Am Nachmittag sind wir gemeinsam als Gruppe in die Gedenkstätte des ehemaligen Konzentrationslagers Buchenwald gefahren, um diese zu besichtigen. Für alle war dies ein sehr bewegender Ausflug, der uns zum Nachdenken und zum Austausch unserer Erfahrungen angeregt hat.
 
Mittwoch, 20. Juni 2018
Dieser Tag bestand wieder aus diversen Workshops zum Thema „Rememberance“  und einer kreativen Projektarbeit, bei der die Schülerinnen und Schüler gebeten wurden, in einer kurzen Präsentation eigene Entwürfe zur Erinnerungskultur zu erarbeiten. Die Ergebnisse waren vielfältig: Einige hatten eigene Texte aus deutscher und polnischer Perspektive verfasst, andere ein Video im Goethe-Haus gedreht, Fotodokumentationen von Weimarer Erinnerungsorten erstellt oder Interviews mit Passanten geführt. Dieser Teil war für uns alle sehr spannend und mit viel Spaß verbunden. Am Nachmittag und Abend konnten wir auch wieder viel Freizeit genießen.
 
Am Donnerstag, dem 21. Juni ging es dann nach dem Frühstück gegen 11:00 Uhr wieder zurück.
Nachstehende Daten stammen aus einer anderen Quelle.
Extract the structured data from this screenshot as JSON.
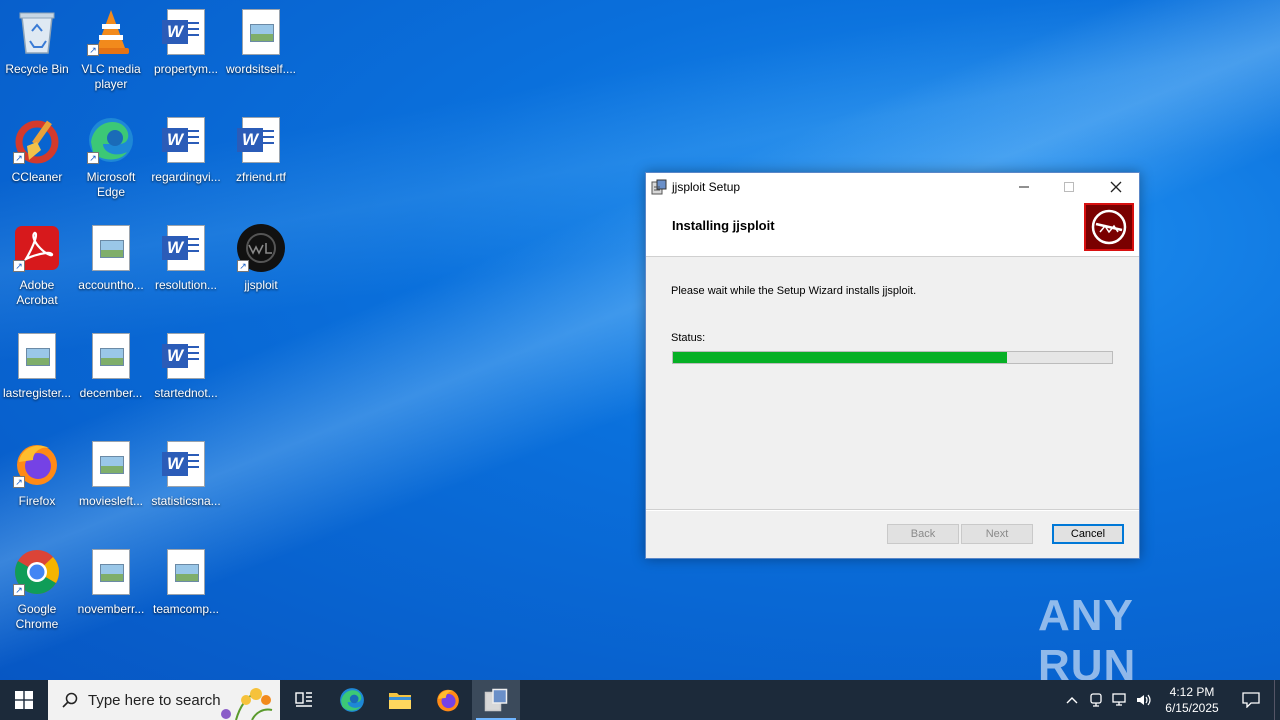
{
  "desktop": {
    "icons": [
      {
        "label": "Recycle Bin",
        "icon": "recycle-bin-icon"
      },
      {
        "label": "VLC media player",
        "icon": "vlc-icon"
      },
      {
        "label": "propertym...",
        "icon": "word-doc-icon"
      },
      {
        "label": "wordsitself....",
        "icon": "image-doc-icon"
      },
      {
        "label": "CCleaner",
        "icon": "ccleaner-icon"
      },
      {
        "label": "Microsoft Edge",
        "icon": "edge-icon"
      },
      {
        "label": "regardingvi...",
        "icon": "word-doc-icon"
      },
      {
        "label": "zfriend.rtf",
        "icon": "word-doc-icon"
      },
      {
        "label": "Adobe Acrobat",
        "icon": "acrobat-icon"
      },
      {
        "label": "accountho...",
        "icon": "image-doc-icon"
      },
      {
        "label": "resolution...",
        "icon": "word-doc-icon"
      },
      {
        "label": "jjsploit",
        "icon": "jjsploit-icon"
      },
      {
        "label": "lastregister...",
        "icon": "image-doc-icon"
      },
      {
        "label": "december...",
        "icon": "image-doc-icon"
      },
      {
        "label": "startednot...",
        "icon": "word-doc-icon"
      },
      {
        "label": "Firefox",
        "icon": "firefox-icon"
      },
      {
        "label": "moviesleft...",
        "icon": "image-doc-icon"
      },
      {
        "label": "statisticsna...",
        "icon": "word-doc-icon"
      },
      {
        "label": "Google Chrome",
        "icon": "chrome-icon"
      },
      {
        "label": "novemberr...",
        "icon": "image-doc-icon"
      },
      {
        "label": "teamcomp...",
        "icon": "image-doc-icon"
      }
    ]
  },
  "installer": {
    "title": "jjsploit Setup",
    "header_title": "Installing jjsploit",
    "message": "Please wait while the Setup Wizard installs jjsploit.",
    "status_label": "Status:",
    "progress": 0.76,
    "back_label": "Back",
    "next_label": "Next",
    "cancel_label": "Cancel"
  },
  "watermark": "ANY RUN",
  "taskbar": {
    "search_placeholder": "Type here to search",
    "time": "4:12 PM",
    "date": "6/15/2025"
  },
  "colors": {
    "progress_fill": "#06b025",
    "accent": "#0078d7"
  }
}
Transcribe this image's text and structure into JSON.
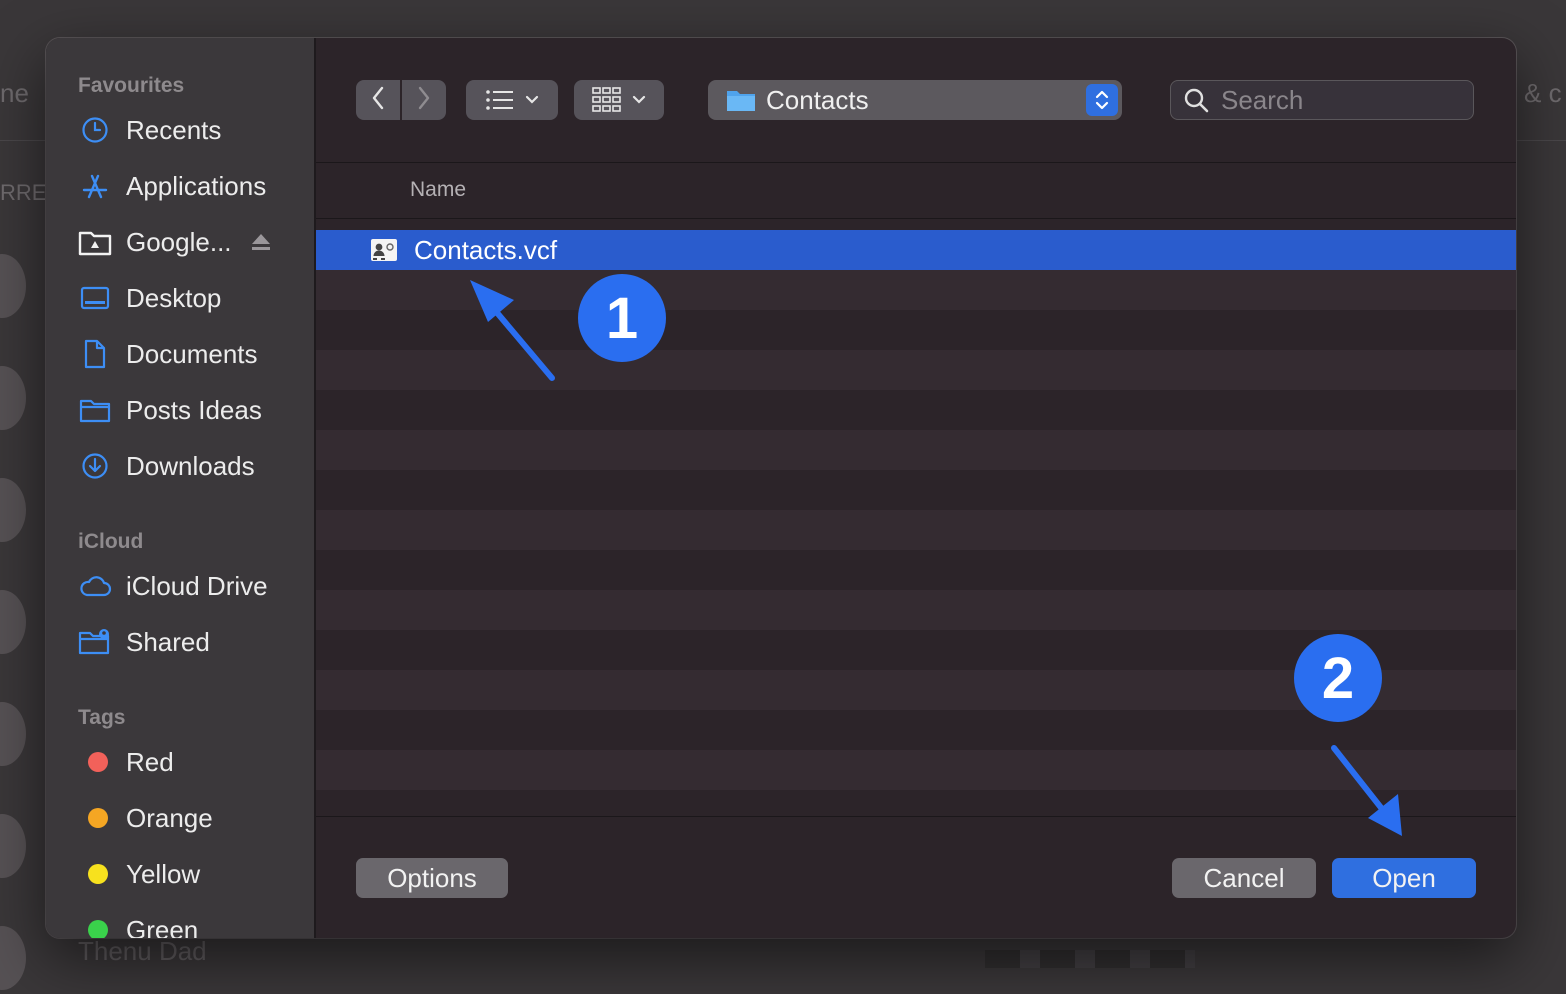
{
  "background_app": {
    "frag_left_top": "ne",
    "frag_left_mid": "RREI",
    "frag_right_top": "& c",
    "bottom_name": "Thenu Dad"
  },
  "sidebar": {
    "favourites_heading": "Favourites",
    "favourites": [
      {
        "label": "Recents",
        "icon": "clock-icon"
      },
      {
        "label": "Applications",
        "icon": "applications-icon"
      },
      {
        "label": "Google...",
        "icon": "google-drive-folder-icon"
      },
      {
        "label": "Desktop",
        "icon": "desktop-icon"
      },
      {
        "label": "Documents",
        "icon": "document-icon"
      },
      {
        "label": "Posts Ideas",
        "icon": "folder-icon"
      },
      {
        "label": "Downloads",
        "icon": "downloads-icon"
      }
    ],
    "icloud_heading": "iCloud",
    "icloud": [
      {
        "label": "iCloud Drive",
        "icon": "cloud-icon"
      },
      {
        "label": "Shared",
        "icon": "shared-folder-icon"
      }
    ],
    "tags_heading": "Tags",
    "tags": [
      {
        "label": "Red",
        "color": "#f2615a"
      },
      {
        "label": "Orange",
        "color": "#f5a623"
      },
      {
        "label": "Yellow",
        "color": "#f7e11e"
      },
      {
        "label": "Green",
        "color": "#3ad14b"
      }
    ]
  },
  "toolbar": {
    "location": "Contacts",
    "search_placeholder": "Search"
  },
  "file_list": {
    "column_name": "Name",
    "files": [
      {
        "name": "Contacts.vcf",
        "selected": true
      }
    ]
  },
  "buttons": {
    "options": "Options",
    "cancel": "Cancel",
    "open": "Open"
  },
  "annotations": {
    "step1": "1",
    "step2": "2",
    "color": "#2a6ef0"
  },
  "colors": {
    "accent": "#2f6fe0",
    "selection": "#2a5ccd"
  }
}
Mit vielen Umsteigestationen und einer Odyssee durch ganz Hessen (durch die Verbindungen der DB) sind wir dann nach geschlagenen sechseinhalb Stunden gegen 17:30 in Siegburg angekommen.
Diese Fahrt wird allen als sehr informativ, positiv und natürlich spaßig in Erinnerung bleiben, da sie uns gezeigt hat, wie man mit viel Kreativität und Teamgeist verschiedene Kulturen und Nationen zusammenbringen kann.